Maternelle : Quoi de neuf ?

 

Lundi 6 janvier 2014 : tiens, un article dans le métro.

Comme c’est merveilleux ! Pour les environ 15 000 écoles maternelles publiques que compte la France, en tout et pour tout 10 "classes de préscolarisation" viennent d’ouvrir ou sont en projet pour 2014 ! DIX !!!!! pour toute la France !

Et nous avons l’infini privilège d’en avoir une à Lyon, depuis la Toussaint, à l’école Fournier dans le 8e arrondissement ! UNE !!! la première ! l’unique !

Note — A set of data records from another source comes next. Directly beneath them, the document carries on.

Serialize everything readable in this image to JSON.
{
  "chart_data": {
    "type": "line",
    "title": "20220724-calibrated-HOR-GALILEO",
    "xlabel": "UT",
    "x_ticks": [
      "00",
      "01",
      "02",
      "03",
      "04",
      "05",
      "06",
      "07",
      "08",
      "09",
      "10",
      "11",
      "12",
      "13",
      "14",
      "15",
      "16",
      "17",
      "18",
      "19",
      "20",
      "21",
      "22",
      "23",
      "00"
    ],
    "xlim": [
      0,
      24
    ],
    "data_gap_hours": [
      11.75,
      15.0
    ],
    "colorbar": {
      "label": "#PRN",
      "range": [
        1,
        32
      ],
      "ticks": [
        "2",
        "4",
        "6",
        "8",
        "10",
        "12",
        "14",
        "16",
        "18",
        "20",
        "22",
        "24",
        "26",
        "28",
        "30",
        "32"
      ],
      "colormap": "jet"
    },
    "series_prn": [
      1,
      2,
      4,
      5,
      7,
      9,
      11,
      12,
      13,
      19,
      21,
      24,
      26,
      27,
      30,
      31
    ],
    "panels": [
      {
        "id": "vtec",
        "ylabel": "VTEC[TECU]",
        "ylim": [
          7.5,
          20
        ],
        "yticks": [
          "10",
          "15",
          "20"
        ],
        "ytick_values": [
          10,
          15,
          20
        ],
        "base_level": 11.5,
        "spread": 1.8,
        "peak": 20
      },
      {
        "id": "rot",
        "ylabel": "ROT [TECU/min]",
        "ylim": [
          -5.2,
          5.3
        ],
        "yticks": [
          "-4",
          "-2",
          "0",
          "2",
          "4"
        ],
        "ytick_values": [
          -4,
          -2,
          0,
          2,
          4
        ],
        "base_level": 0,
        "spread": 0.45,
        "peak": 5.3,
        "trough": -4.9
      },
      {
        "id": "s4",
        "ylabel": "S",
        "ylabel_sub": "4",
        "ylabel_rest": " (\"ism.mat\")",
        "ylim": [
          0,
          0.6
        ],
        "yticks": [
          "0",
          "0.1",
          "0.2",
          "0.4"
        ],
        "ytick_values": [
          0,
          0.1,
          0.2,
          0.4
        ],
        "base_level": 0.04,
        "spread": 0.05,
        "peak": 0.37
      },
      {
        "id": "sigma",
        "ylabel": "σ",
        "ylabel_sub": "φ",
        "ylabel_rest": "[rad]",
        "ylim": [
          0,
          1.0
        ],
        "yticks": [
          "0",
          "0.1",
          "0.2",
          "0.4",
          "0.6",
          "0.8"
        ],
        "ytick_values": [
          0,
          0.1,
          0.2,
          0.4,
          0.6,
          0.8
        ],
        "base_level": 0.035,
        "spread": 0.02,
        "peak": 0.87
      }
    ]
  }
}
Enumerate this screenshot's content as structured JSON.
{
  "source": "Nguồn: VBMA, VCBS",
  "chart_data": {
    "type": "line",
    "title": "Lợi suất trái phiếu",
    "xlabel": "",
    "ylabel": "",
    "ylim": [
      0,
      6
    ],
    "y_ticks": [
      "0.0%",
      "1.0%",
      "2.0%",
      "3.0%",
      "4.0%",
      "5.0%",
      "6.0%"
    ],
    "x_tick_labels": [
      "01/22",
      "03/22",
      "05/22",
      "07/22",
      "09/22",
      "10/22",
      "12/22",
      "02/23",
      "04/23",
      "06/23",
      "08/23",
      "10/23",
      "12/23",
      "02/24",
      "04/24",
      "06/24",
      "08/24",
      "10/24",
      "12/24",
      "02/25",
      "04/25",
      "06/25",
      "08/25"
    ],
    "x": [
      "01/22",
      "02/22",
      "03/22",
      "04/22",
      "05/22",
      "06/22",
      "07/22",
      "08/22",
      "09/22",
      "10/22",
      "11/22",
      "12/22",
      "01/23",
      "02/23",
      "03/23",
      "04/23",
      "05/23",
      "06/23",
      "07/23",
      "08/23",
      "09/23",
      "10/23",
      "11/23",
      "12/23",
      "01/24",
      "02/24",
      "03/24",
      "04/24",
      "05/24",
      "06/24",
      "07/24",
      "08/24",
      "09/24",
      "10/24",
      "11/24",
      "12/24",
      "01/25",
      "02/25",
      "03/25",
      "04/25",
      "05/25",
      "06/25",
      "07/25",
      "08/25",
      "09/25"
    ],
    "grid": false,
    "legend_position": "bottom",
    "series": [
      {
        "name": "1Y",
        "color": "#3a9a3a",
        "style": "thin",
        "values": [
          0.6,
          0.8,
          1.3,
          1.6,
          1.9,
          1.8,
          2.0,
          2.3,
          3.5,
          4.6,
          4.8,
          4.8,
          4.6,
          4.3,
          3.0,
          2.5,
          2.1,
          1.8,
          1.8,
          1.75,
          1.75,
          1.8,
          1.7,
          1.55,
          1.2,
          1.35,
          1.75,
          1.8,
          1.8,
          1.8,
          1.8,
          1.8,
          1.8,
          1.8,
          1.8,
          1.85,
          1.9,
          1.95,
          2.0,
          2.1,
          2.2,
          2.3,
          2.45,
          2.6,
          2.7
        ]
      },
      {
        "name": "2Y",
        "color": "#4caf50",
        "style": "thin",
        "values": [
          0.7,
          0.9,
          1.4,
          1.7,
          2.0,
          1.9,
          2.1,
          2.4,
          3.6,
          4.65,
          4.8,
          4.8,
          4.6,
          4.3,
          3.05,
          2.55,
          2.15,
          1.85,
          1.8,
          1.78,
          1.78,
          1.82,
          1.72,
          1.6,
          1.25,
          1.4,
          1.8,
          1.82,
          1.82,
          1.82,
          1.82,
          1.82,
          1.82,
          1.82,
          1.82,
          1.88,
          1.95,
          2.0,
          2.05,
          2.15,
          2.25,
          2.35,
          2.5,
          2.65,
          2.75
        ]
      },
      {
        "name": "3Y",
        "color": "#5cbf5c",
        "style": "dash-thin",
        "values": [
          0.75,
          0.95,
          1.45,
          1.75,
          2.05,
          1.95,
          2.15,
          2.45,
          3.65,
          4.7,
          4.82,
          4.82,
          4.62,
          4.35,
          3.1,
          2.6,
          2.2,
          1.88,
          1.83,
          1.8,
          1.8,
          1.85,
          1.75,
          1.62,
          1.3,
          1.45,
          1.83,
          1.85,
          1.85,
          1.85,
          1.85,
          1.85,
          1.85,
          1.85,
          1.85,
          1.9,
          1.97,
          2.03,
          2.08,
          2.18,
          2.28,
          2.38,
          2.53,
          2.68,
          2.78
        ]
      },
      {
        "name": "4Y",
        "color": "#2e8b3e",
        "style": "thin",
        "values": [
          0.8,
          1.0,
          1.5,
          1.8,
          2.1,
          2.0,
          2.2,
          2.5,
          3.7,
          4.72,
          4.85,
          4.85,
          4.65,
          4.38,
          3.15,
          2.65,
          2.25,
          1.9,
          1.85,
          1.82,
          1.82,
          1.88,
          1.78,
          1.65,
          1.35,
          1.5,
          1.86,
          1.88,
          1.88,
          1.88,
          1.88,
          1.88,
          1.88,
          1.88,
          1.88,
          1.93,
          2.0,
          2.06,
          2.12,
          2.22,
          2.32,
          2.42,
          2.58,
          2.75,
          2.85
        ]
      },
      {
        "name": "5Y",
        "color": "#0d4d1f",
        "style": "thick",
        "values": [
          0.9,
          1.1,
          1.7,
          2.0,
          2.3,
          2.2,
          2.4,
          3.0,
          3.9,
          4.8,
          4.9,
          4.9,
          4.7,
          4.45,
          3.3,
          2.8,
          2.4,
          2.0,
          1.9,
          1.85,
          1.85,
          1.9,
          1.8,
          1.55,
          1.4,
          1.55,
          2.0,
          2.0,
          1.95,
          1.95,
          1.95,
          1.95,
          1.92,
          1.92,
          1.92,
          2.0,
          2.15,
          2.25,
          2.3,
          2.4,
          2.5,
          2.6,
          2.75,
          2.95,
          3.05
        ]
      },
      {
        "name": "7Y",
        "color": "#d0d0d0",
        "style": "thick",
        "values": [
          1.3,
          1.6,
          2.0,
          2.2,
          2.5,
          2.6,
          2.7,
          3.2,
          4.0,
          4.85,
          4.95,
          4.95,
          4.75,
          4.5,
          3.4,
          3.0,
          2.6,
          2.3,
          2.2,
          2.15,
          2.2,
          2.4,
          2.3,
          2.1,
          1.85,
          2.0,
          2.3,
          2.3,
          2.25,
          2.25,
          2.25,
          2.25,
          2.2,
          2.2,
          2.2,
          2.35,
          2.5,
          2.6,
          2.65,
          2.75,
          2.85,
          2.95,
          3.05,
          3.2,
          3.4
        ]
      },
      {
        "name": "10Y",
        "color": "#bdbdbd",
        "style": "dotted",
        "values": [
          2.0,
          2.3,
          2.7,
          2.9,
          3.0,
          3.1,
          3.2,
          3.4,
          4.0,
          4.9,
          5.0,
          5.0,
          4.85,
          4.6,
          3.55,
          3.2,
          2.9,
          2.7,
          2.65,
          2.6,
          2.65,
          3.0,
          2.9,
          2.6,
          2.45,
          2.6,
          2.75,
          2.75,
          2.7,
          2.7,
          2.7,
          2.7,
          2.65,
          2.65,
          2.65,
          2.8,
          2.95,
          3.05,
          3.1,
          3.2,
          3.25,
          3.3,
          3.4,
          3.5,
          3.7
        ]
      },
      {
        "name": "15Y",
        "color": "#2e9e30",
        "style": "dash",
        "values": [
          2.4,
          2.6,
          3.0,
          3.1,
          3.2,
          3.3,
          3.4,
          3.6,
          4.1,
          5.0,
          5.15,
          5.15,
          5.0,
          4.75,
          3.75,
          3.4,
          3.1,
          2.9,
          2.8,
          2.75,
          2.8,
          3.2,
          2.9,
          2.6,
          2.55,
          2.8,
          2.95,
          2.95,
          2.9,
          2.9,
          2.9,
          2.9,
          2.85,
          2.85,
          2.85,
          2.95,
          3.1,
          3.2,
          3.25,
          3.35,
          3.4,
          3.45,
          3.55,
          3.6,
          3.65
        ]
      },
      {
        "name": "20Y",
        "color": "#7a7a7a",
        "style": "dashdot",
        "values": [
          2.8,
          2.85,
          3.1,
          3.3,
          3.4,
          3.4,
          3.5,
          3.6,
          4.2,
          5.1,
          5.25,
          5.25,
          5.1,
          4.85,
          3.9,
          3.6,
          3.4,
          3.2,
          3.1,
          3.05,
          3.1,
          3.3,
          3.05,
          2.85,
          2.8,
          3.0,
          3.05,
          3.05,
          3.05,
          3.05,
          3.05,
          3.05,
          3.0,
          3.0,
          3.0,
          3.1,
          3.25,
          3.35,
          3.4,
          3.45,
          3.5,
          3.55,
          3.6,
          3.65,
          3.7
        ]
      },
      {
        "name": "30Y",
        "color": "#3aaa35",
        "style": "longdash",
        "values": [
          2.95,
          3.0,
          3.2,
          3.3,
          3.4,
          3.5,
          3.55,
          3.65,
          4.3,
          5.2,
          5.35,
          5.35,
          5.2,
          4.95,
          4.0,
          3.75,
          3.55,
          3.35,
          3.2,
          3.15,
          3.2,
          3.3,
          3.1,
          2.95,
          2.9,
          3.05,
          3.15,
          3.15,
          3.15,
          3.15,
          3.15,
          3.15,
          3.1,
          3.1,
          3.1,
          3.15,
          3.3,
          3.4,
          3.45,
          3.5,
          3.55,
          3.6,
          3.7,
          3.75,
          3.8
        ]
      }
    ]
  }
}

Mais qu’est-ce donc que ce projet fantastique financé par la ville de Lyon, l’État et la Caisse d’Allocations Familiales ? C’est une classe avec trois adultes pour une vingtaine de tout petits (moins de 3 ans) : un-e professeur-e des Écoles, un-e éducateur-trice et un-e ATSEM.

Objectif : les "préparer en douceur à intégrer une classe de petite section"... Bref rien de plus que les conditions matérielles minimales d’apprentissage telles qu’elles devraient être du début à la fin des études pour permettre de respecter et bien-traiter chacun-e : élèves et personnels !

Pourquoi donc faudrait-il être "préparé en douceur à intégrer une classe de petite section" ? Moi, naïve, j’ai toujours cru que c’est toute la maternelle qui "préparait en douceur" à ce cours lui aussi "préparatoire" qui emmène encore tranquillement vers les classes élémentaires conduisant elles-mêmes progressivement aux cours moyens !... etc. etc. en quête de l’épanouissement et l’émancipation progressive de l’élève... Mais que se passe-t-il donc pour les enfants, dès qu’ils ont dépassé le cap fatidique des 3 ans, dès la petite section et pour les douze à quinze années qui suivront ?...

Et bien, ce n’est plus doux du tout ! 30 élèves en moyenne dans une classe trop petite avec au grand maximum (et seulement pour les moins de 5ans) deux adultes (ATSEM et enseignant-e pour s’en occuper ! C’est juste invivable qu’on ait trois ans, qu’on en ait seize ou qu’on soit l’adulte chargé de ces jeunes êtres en devenir !

C’est pourtant ce que j’ai constaté et vécu dans l’écrasante majorité des établissements scolaires où j’ai exercé depuis dix ans ! C’est brutal pour tout le monde et indigne du service public !!! Comment peut-on être préparé à ça ?!?! Et à quoi prépare-t-on les élèves qui supportent ça, résistent à ça, réchappent à ça ?

Un chiffre officiel incontestable et affligeant : 20 % d’échec scolaire total à seize ans. C’est le constat accablant pour notre système scolaire des récentes assises sur l’éducation prioritaire.

On reconnaît le degré d’évolution d’une société humaine à la manière dont elle traite ses enfants. Quand arrête-t-on les dégâts ? Stop au bricolage minimaliste ! Basta l’atelier emplâtre et jambe de bois ! Les gargarismes auto-satisfaits de notre hiérarchie et de nos politiques sont pitoyables ! Où sont passées toutes les belles ambitions pour l’École Publique ? "Que sont nos Services devenus... qu’avait pourtant tant défendus... la Cgt... Ils ont été trop clairsemés... je crois... la crise les a ôtés... " Mais non : LA LUTTE N’EST PAS MORTE ! Avec la Cgt Éduc’Action, grâce à l’outil syndical, refusons de laisser détruire nos métiers et nos enfants à petit feu ! D’autres choix sont possibles ! Un être humain, un-e futur-e citoyen-ne ne se construit pas au rabais ! Les conditions de vie au travail conditionnent le travail ! On assure pleinement sa mission au service des personnes quand on va bien ! Les élèves apprennent et s’épanouissent quand ils sont dans de bonnes conditions pour le faire !

Nous demandons à exercer nos professions dans de vraies conditions professionnelles, dignes du service public de haute qualité pour lequel nous militons chaque jour.